E: The different Smashes are basically just forms.
M: American Breathing.
E: Doesn’t have the same ring to it.
M: So, can Aizawa and Keyblade Hero One just form their own task force? Nighteye is a weakling.
E: I mean. It would absolutely suck to look in someone’s future and watch them die because of this mission or something else. Especially since he seems to believe that there’s no changing it.
M: Then why is this functionally quirkless dude leading this?
E: Well, he uses it sometimes. I think it’s more that he doesn’t want to look far into the future. Like, he looked at the three minutes he was fighting Deku, for instance.

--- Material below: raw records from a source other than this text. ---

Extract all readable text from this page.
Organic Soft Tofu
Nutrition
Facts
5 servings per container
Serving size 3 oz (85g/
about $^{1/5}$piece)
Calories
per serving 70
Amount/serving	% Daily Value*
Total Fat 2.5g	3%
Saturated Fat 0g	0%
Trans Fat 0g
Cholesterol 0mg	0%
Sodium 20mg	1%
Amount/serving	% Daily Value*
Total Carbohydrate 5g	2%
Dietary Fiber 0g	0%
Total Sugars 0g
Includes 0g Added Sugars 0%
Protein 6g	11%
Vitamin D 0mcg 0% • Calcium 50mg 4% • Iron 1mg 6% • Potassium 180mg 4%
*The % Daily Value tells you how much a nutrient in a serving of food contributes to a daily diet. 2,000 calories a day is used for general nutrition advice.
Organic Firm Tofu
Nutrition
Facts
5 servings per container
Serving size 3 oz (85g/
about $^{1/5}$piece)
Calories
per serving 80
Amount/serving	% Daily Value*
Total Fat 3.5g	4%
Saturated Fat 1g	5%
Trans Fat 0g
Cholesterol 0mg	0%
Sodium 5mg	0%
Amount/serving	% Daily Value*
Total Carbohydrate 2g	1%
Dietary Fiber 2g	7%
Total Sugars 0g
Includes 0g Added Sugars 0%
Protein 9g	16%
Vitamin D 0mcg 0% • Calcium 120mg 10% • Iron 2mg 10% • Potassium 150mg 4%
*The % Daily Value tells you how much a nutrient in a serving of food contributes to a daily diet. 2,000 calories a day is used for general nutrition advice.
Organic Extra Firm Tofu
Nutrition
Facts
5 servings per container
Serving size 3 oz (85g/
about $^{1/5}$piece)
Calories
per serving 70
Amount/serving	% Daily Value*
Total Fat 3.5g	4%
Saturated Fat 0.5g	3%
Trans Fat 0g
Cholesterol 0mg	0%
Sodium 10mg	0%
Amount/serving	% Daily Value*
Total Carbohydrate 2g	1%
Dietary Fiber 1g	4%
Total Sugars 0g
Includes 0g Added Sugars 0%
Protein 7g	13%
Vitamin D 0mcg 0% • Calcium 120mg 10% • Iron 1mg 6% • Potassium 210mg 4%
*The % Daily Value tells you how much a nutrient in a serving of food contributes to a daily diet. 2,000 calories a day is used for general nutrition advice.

M: Just do it a day at a time. Sorry you’re afraid of death, buddy, but you’re a pro hero. Suck it up.
E: He’s not afraid of himself dying. I think that’s the difference.

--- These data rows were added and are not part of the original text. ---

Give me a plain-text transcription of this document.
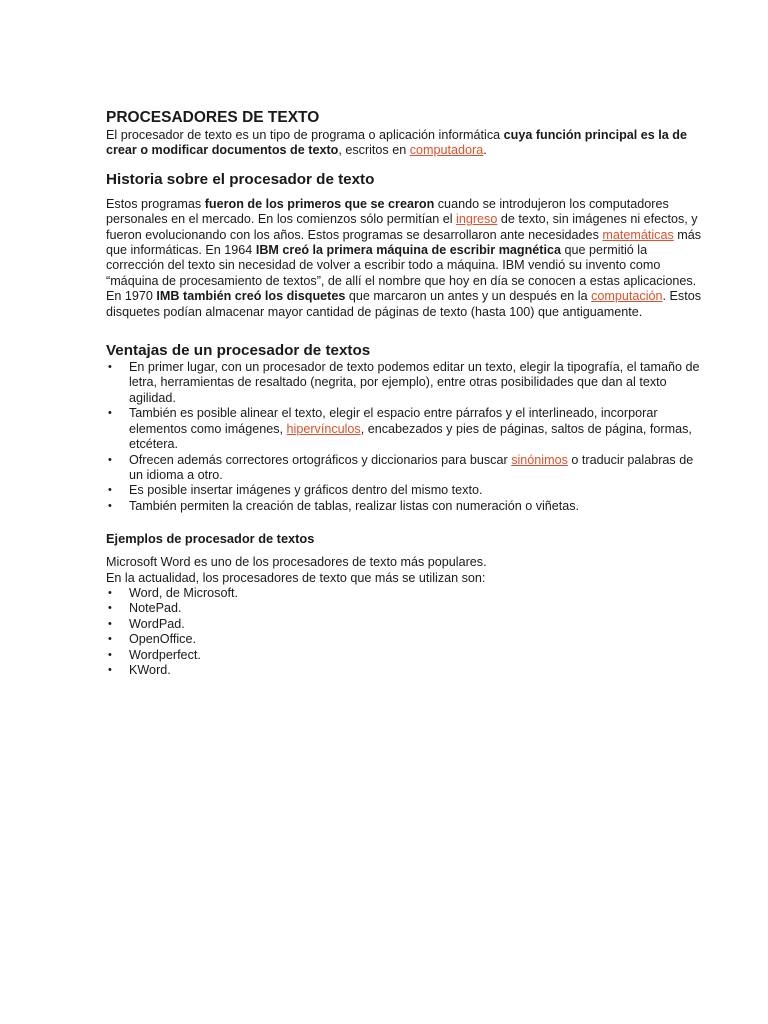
PROCESADORES DE TEXTO

El procesador de texto es un tipo de programa o aplicación informática cuya función principal es la de crear o modificar documentos de texto, escritos en computadora.

Historia sobre el procesador de texto

Estos programas fueron de los primeros que se crearon cuando se introdujeron los computadores personales en el mercado. En los comienzos sólo permitían el ingreso de texto, sin imágenes ni efectos, y fueron evolucionando con los años. Estos programas se desarrollaron ante necesidades matemáticas más que informáticas. En 1964 IBM creó la primera máquina de escribir magnética que permitió la corrección del texto sin necesidad de volver a escribir todo a máquina. IBM vendió su invento como “máquina de procesamiento de textos”, de allí el nombre que hoy en día se conocen a estas aplicaciones. En 1970 IMB también creó los disquetes que marcaron un antes y un después en la computación. Estos disquetes podían almacenar mayor cantidad de páginas de texto (hasta 100) que antiguamente.

Ventajas de un procesador de textos
• En primer lugar, con un procesador de texto podemos editar un texto, elegir la tipografía, el tamaño de letra, herramientas de resaltado (negrita, por ejemplo), entre otras posibilidades que dan al texto agilidad.
• También es posible alinear el texto, elegir el espacio entre párrafos y el interlineado, incorporar elementos como imágenes, hipervínculos, encabezados y pies de páginas, saltos de página, formas, etcétera.
• Ofrecen además correctores ortográficos y diccionarios para buscar sinónimos o traducir palabras de un idioma a otro.
• Es posible insertar imágenes y gráficos dentro del mismo texto.
• También permiten la creación de tablas, realizar listas con numeración o viñetas.
Ejemplos de procesador de textos

Microsoft Word es uno de los procesadores de texto más populares.
En la actualidad, los procesadores de texto que más se utilizan son:

• Word, de Microsoft.
• NotePad.
• WordPad.
• OpenOffice.
• Wordperfect.
• KWord.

M: I still think it’s wussy.
E: Also if he uses it, he can’t use it for a day.
M: I mean, I’m glad he told that to this room of F-list heroes for my benefit.
E: That’s rude.
M: They even admitted it.
E: They’re just local guys. Even smaller towns have heroes. Especially when there are apparently yakuza hideouts near them.
M: Where’s Naga Rider when you need him? This is my crossover day, apparently.
E: Lawsuit Watch?
M: I am ready to file a suit against Aizawa.
E: I was gonna say that relationships between bosses and employees are fraught with legal complications. Also catfishing.
M: I don’t think you can sue over being catfished.
E: Can’t you? For, like, damages?
M: I am not a lawyer.
E: But you play one on Broadway.
M: Ah, remember Broadway?
E: So long ago. Nobody can prove you didn’t now. Because nobody will ever go there again.
M: Don’t say that. I need to have a job.
E: I apologize.
M: I’m ready for the next episode title!
E: Season 4 episode 7 is called “GO!!”
M: Just two?
E: Also all caps.
M: Is it an acronym?
E: No. It’s just a very specific amount enthusiastic GO!!
M: Well, my first prediction has nothing to do with that, and everything to do with the stinger scene.
E: Oh no. Here we go.
M: Neck beard is going to fail miserably at his task of entertaining the unicorn child, so Overhaul will kidnap Deku to be her slave butler/jester.
M: Put a picture of Pietro, please. That’s the vibe I’m feeling for Deku.
M: Prediction two: maybe this is another episode where we spend time with a bunch of minor characters. We’ve got all these mini heroes with lots of missions going on. I have a feeling Hawks is going to get involved in this, since we established that he’s far away and these missions are far away. Oh my god, maybe we’ll see Tokoyami without the bird head! When he gets neutralized!
M: Prediction three: everyone in class 1-A is sitting in their classroom waiting for school to start. Where’s Aizawa?
E: *laughs hysterically* Aizawa trying to teach them math is really funny all of a sudden. Sorry.
M: Do your job. Where’s the emoji?
E: It’s okay, Nezu is here to give them a lecture about proper hair care.
M: Cue Kirishima saying “I don’t understand this.” Prediction four: I really think Nighteye is going to be reckless with Midoriya’s life because Midoriya doesn’t care. Aizawa is going to have to be with him on patrol ALWAYS.
M: Prediction five: Shigaraki is going to do something dumb. Or, maybe, Eri is going to take a real shine to him for some reason and he will be her jester.
Hey everyone! Thanks for tuning into Split Screen! As always, we’re watching MHA dubbed on Funimation and Coffee Prince on Tubi.